(Symphytum Uplandicum)


This herbaceous plant provides a plethora of large (up to 14”!), fuzzy green leaves from spring through fall. Small purple flowers blossom up to three times per year. This plant is incredibly multi-functional and a beautiful addition to any garden.


Cultivation Tips

This is one of the easiest plants to grow. The deep taproot allows comfrey to access water even in times of drought. Can be planted in nearly all soil and light conditions, but grows fastest in full sun. Comfrey can be cut back to the ground after flowering, 2-4 times per year, and will resprout leaves from the root crown. Do not harvest after early fall to allow the plant to store nutrients for the winter.
It is recommended that comfrey be planted with nitrogen fixers to maximize nutrient accumulation. Bocking 14 Comfrey does not produce seeds, and is instead propagated by root cuttings. Sections of taproot cut with a sharp knife to ~2” sections and planted in moist soil will root and resprout.

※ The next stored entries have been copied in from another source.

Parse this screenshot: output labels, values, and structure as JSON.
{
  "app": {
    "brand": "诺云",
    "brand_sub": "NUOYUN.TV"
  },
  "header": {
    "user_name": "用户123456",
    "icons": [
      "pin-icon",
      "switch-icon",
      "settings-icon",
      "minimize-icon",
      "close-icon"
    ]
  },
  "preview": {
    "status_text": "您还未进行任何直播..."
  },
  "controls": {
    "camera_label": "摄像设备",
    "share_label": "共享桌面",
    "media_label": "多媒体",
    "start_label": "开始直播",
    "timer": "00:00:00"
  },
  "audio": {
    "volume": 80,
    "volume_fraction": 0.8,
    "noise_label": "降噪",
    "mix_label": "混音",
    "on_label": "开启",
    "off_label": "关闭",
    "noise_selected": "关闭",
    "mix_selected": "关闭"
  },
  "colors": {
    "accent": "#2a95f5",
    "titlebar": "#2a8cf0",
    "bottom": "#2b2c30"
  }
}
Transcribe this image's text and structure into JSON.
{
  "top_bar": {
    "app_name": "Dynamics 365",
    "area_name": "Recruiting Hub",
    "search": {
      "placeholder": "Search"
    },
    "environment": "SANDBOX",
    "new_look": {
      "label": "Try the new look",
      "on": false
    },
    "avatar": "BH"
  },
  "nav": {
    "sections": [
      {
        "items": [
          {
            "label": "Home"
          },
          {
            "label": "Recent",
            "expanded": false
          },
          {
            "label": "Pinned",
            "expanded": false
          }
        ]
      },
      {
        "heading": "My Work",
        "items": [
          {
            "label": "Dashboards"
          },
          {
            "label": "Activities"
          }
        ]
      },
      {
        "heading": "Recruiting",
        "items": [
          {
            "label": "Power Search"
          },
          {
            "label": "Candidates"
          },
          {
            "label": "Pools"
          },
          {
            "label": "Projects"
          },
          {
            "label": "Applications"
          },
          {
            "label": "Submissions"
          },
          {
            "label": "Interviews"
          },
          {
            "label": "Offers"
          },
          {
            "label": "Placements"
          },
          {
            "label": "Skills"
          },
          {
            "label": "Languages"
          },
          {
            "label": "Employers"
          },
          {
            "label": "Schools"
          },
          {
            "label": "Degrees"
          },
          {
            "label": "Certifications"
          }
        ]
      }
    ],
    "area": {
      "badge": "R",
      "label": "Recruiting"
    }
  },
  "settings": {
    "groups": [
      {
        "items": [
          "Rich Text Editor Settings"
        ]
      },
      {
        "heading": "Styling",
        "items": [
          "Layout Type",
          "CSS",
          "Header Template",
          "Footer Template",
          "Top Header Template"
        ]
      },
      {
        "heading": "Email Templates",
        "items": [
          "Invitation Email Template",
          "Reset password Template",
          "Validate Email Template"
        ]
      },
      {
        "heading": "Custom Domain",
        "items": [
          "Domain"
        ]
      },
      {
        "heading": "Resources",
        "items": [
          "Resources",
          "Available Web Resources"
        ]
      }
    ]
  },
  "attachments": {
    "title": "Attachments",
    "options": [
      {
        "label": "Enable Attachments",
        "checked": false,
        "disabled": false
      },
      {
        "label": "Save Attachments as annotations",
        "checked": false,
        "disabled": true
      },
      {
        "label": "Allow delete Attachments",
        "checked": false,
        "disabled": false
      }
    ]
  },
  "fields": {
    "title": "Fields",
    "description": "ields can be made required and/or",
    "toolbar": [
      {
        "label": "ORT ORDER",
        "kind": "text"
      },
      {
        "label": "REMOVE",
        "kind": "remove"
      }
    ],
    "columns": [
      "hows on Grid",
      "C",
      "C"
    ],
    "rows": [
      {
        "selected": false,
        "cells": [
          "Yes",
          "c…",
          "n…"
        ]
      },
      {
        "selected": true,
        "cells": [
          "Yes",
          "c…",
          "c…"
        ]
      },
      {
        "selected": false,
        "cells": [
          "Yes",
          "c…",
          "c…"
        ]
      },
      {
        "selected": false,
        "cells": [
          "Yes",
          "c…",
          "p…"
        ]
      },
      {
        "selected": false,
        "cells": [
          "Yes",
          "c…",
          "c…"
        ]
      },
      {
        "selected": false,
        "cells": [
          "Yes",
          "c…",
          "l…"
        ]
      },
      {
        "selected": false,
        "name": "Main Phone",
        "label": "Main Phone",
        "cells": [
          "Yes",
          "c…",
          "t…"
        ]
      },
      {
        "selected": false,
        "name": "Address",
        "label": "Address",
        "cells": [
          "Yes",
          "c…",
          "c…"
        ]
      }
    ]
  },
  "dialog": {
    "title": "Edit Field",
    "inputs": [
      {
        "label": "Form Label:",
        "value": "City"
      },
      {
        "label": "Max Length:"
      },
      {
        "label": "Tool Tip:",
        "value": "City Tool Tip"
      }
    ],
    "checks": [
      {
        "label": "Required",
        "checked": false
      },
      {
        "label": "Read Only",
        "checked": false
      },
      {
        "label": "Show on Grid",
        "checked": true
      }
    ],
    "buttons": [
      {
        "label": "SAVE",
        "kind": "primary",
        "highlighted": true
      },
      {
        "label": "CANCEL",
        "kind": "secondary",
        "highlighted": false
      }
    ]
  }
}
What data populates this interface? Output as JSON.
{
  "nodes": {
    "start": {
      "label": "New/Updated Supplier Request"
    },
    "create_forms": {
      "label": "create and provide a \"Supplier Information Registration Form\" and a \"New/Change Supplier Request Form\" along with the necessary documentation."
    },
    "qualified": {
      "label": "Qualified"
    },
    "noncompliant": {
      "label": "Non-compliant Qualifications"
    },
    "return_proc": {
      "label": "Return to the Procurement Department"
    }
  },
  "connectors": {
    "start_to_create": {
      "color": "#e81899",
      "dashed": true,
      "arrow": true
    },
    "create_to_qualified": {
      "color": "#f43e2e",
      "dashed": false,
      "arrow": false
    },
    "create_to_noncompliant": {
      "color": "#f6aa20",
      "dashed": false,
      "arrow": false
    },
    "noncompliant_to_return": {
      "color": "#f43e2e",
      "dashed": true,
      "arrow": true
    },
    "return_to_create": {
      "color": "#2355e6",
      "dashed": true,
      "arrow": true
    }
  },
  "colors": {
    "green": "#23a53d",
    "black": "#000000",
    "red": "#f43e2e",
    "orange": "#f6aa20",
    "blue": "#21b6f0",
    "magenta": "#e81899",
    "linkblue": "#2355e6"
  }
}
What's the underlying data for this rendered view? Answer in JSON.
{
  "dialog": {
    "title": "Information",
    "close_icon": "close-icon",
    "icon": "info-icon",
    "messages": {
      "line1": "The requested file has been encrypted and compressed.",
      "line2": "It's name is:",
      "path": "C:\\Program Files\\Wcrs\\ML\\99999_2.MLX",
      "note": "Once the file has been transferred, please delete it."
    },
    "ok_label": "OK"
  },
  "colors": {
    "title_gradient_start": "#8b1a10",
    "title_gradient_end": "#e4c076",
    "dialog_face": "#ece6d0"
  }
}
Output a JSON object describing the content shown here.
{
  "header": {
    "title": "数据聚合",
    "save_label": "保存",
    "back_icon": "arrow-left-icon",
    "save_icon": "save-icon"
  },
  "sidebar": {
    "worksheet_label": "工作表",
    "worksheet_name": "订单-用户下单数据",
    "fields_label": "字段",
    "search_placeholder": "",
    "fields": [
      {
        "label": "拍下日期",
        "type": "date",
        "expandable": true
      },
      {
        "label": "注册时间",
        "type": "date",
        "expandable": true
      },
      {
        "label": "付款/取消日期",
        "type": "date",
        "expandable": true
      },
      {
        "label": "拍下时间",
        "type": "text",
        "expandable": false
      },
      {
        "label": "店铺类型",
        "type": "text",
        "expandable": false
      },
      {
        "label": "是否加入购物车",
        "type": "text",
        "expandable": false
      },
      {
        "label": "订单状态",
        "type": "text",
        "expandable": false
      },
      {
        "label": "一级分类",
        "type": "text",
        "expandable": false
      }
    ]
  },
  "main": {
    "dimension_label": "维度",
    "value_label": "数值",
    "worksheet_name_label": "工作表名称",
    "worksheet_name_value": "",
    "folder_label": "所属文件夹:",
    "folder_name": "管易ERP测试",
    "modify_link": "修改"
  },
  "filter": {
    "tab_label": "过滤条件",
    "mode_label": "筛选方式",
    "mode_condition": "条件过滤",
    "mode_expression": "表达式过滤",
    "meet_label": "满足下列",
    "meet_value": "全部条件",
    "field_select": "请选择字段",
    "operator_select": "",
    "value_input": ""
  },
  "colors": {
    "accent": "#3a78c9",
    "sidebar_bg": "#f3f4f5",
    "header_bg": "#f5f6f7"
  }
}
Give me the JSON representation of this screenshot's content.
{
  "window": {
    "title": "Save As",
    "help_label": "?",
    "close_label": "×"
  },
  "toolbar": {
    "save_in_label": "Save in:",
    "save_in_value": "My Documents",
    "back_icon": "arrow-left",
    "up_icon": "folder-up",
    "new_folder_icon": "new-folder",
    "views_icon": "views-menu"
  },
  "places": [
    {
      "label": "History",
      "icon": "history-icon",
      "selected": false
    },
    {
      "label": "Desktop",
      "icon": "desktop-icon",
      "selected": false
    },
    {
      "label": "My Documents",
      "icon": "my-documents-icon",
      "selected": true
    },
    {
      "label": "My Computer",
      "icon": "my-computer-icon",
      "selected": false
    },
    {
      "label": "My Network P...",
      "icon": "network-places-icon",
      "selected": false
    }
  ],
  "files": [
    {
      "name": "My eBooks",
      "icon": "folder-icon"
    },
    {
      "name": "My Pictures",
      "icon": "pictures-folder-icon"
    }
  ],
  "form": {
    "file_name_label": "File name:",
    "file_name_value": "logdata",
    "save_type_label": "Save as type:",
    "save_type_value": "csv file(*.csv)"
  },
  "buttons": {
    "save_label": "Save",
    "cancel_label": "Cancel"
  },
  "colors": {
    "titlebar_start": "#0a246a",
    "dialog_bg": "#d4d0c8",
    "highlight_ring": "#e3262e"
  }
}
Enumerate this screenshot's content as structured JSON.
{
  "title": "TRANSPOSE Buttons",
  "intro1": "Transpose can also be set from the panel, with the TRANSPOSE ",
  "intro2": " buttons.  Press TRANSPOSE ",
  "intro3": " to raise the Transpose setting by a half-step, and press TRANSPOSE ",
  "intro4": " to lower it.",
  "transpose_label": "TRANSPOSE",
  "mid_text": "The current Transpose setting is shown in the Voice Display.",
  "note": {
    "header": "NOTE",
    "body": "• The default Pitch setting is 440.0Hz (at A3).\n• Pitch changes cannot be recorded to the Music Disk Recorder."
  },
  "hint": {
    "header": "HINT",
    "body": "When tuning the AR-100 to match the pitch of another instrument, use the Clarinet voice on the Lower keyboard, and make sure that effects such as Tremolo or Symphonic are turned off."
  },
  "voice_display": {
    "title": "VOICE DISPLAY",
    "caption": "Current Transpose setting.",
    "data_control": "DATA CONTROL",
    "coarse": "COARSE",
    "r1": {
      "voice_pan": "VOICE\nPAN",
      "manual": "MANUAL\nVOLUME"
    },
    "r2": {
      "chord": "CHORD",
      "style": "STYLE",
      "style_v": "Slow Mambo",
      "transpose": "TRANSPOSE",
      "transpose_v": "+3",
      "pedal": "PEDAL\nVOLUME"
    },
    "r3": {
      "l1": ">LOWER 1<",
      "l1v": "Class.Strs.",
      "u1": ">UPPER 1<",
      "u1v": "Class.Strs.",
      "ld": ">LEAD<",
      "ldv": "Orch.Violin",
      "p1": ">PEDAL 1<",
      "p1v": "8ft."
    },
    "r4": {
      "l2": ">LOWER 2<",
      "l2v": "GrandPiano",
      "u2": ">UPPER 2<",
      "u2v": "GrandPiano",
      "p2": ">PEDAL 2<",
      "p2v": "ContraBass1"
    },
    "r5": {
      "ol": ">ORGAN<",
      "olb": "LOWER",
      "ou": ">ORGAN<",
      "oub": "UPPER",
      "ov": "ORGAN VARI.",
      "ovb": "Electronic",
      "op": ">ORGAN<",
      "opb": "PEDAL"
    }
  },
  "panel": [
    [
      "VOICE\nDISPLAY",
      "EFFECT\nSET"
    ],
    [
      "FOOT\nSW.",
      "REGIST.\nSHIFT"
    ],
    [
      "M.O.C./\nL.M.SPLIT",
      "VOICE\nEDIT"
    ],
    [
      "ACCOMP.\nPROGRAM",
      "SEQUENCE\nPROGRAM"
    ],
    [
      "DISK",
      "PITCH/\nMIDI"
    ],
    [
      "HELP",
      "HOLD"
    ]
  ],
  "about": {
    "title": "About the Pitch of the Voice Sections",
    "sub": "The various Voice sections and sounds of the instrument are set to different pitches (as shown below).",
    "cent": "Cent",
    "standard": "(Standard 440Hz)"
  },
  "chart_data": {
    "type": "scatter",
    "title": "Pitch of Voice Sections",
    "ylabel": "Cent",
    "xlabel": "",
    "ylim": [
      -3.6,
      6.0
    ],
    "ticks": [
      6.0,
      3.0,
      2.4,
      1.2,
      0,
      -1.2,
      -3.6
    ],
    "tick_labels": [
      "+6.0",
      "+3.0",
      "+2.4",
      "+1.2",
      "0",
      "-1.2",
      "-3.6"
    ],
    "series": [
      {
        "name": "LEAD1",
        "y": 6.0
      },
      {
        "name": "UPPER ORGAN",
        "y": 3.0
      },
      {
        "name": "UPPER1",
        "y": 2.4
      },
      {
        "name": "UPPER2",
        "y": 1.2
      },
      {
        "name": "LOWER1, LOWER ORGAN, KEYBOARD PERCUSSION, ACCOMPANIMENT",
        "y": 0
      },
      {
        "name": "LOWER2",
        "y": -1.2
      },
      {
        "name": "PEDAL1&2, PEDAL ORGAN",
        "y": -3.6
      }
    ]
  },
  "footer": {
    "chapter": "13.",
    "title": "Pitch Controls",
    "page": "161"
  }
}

Comfrey is a dynamic nutrient accumulator and a highly versatile plant. The deep taproot mines mineral nutrients from the subsoil, which can then be deposited into the topsoil by chopping and dropping the leaves as mulch, up to three times per season. When the taproot decays it leaves organic matter deep in the soil. Comfrey is also a very fast-growing plant, helping to sequester carbon from the atmosphere and turn it into soil.
The flowers contain nectar that is a favorite of bees and other beneficial insects. Comfrey makes a great addition to compost heaps and can help increase heat and kick-start decomposition.
Leaves can be used medicinally in salves or poultices to treat minor scrapes and skin ailments.
Comfrey should not be consumed internally, as some research suggests it might negatively impact liver function, although further research is needed.


Comfrey makes a great companion to most shrub and tree-layer elements and can be a great way to build up soils poor in organic matter. Note that comfrey does not fix nitrogen, it only accumulates it, so it should be planted with a nitrogen fixing ground cover crop like clover or vetch.